Na realidade, a notícia foi forjada há três dias a partir da extração de trecho de depoimento concedido por Chico há algum tempo para o documentário O canto livre de Nara Leão, blockbuster da plataforma Globoplay neste mês de janeiro.
No documentário, Chico explica – no contexto de depoimento sobre a relação profissional do artista com Nara Leão – que parou de cantar Com açúcar, com afeto por aceitar o argumento de feministas que detectam caráter machista na letra que retrata mulher dócil e submissa aos caprichos do marido boêmio e infiel.
É evidente que Chico Buarque e qualquer cantor têm todo o direito de não mais cantar qualquer música que julguem inapropriada. A questão é que, nas discussões geralmente binárias das redes sociais, esquece-se que, na canção, existe um eu lírico que difere da voz do autor.
Um compositor pode retratar numa letra de música o machismo ainda reinante em muitas relações conjugais sem que seja necessariamente a favor desse comportamento machista. Até porque a exposição do absurdo em versos e música pode ser forma de fazer refletir sobre pontos dissonantes da sociedade.
Uma canção, em essência, é obra de arte. E, como arte, a canção se desenvolve em narrativa ficcional, conduzida pela eu lírico na primeira ou na terceira pessoa. O próprio Chico Buarque sempre foi mestre na feitura de letras escritas sob ótica feminina, todas abraçadas pelas maiores cantoras do Brasil por se tratar de canções de um dos maiores compositores do mundo em todos os tempos.
É salutar que mulheres estejam com voz cada vez mais ativa no ofício da composição, em processo que veio evoluindo nos últimos 40 anos. A revolução feminina que sacudiu a MPB em 1979 – dando projeção a Angela Ro Ro, Fátima Guedes, Joyce Moreno (pioneira na escrita de letras explicitamente femininas) e Marina Lima, entre outras cantoras que se impuseram como compositoras – foi fundamental para que as mulheres passassem a falar sobre elas mesmas na música brasileira.
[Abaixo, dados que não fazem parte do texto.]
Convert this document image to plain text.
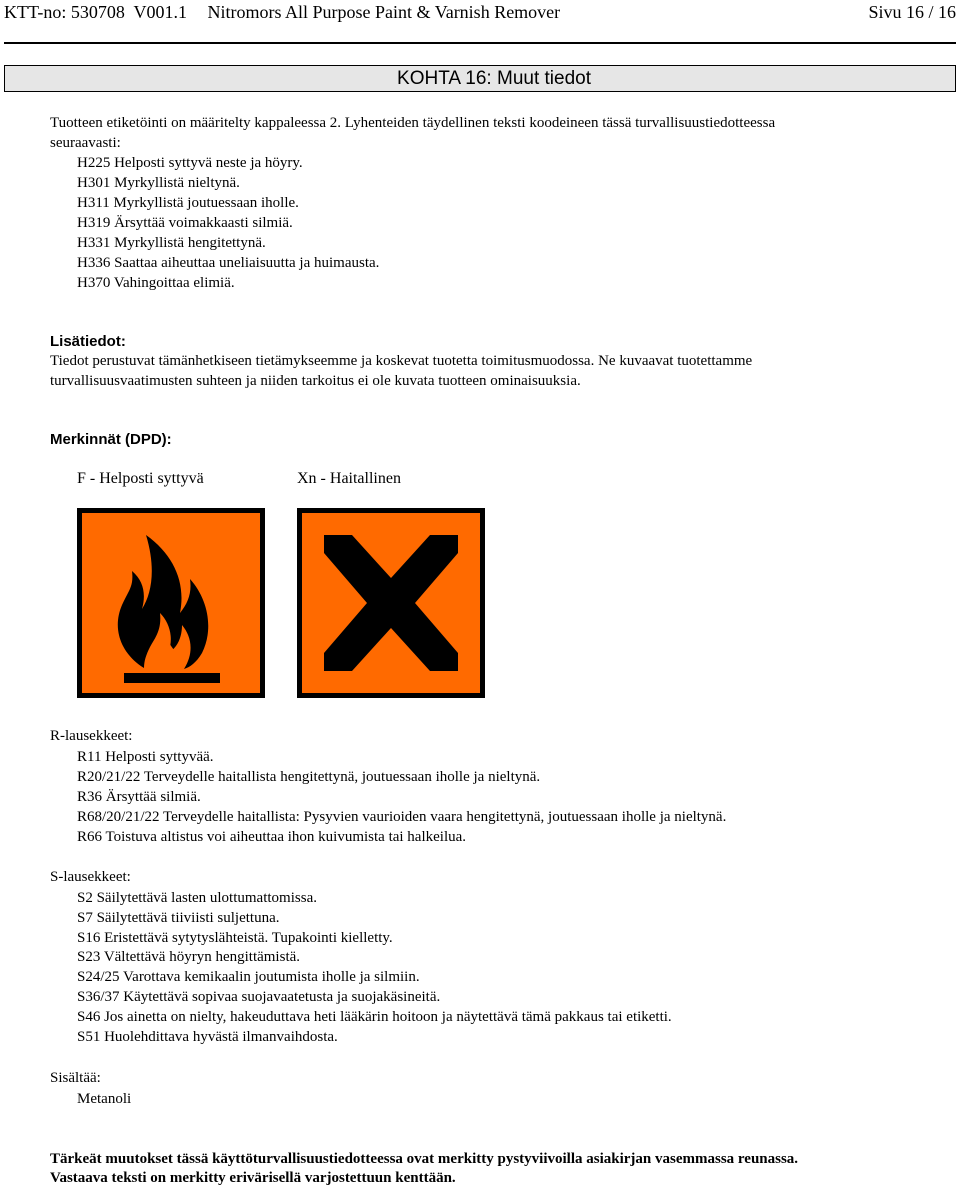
KTT-no: 530708  V001.1 Nitromors All Purpose Paint & Varnish Remover	Sivu 16 / 16
KOHTA 16: Muut tiedot
Tuotteen etiketöinti on määritelty kappaleessa 2. Lyhenteiden täydellinen teksti koodeineen tässä turvallisuustiedotteessa
seuraavasti:
H225 Helposti syttyvä neste ja höyry.
H301 Myrkyllistä nieltynä.
H311 Myrkyllistä joutuessaan iholle.
H319 Ärsyttää voimakkaasti silmiä.
H331 Myrkyllistä hengitettynä.
H336 Saattaa aiheuttaa uneliaisuutta ja huimausta.
H370 Vahingoittaa elimiä.
Lisätiedot:
Tiedot perustuvat tämänhetkiseen tietämykseemme ja koskevat tuotetta toimitusmuodossa. Ne kuvaavat tuotettamme
turvallisuusvaatimusten suhteen ja niiden tarkoitus ei ole kuvata tuotteen ominaisuuksia.
Merkinnät (DPD):
F - Helposti syttyvä	Xn - Haitallinen
R-lausekkeet:
R11 Helposti syttyvää.
R20/21/22 Terveydelle haitallista hengitettynä, joutuessaan iholle ja nieltynä.
R36 Ärsyttää silmiä.
R68/20/21/22 Terveydelle haitallista: Pysyvien vaurioiden vaara hengitettynä, joutuessaan iholle ja nieltynä.
R66 Toistuva altistus voi aiheuttaa ihon kuivumista tai halkeilua.
S-lausekkeet:
S2 Säilytettävä lasten ulottumattomissa.
S7 Säilytettävä tiiviisti suljettuna.
S16 Eristettävä sytytyslähteistä. Tupakointi kielletty.
S23 Vältettävä höyryn hengittämistä.
S24/25 Varottava kemikaalin joutumista iholle ja silmiin.
S36/37 Käytettävä sopivaa suojavaatetusta ja suojakäsineitä.
S46 Jos ainetta on nielty, hakeuduttava heti lääkärin hoitoon ja näytettävä tämä pakkaus tai etiketti.
S51 Huolehdittava hyvästä ilmanvaihdosta.
Sisältää:
Metanoli
Tärkeät muutokset tässä käyttöturvallisuustiedotteessa ovat merkitty pystyviivoilla asiakirjan vasemmassa reunassa.
Vastaava teksti on merkitty erivärisellä varjostettuun kenttään.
Nem por isso, alguém com o mínimo de lucidez negaria o valor de um bolero do quilate de Anos dourados (Antonio Carlos Jobim e Chico Buarque, 1986) somente porque um homem assina a letra escrita sob ótica feminina.
Mas parece que falta lucidez quando discussões surgidas nas redes sociais, como as decorrentes da atual treta sobre a canção Com açúcar, com afeto, apontam para a dificuldade de entendimento de que, numa canção, a interpretação da realidade não significa necessariamente que o autor legitime essa realidade.
Uma das muitas obras-primas do cancioneiro de Chico Buarque, Geni e o Zepelim (1978) expõe na letra a hipocrisia e a falsa moral que regem a sociedade capitalista. E, quando Chico ou cantoras como Cida Moreira dão vozes a essa música, ninguém em sã consciência pensaria que compositor e intérprete defendem a ideia de que se joguem bosta nas Genis da vida real.
Sem esse entendimento do espaço e da função do eu lírico na Arte, a sociedade empobrece intelectualmente e se torna refém do algoritmo, tornando inócua qualquer discussão sobre música, teatro, poesia, cinema, novela e literatura.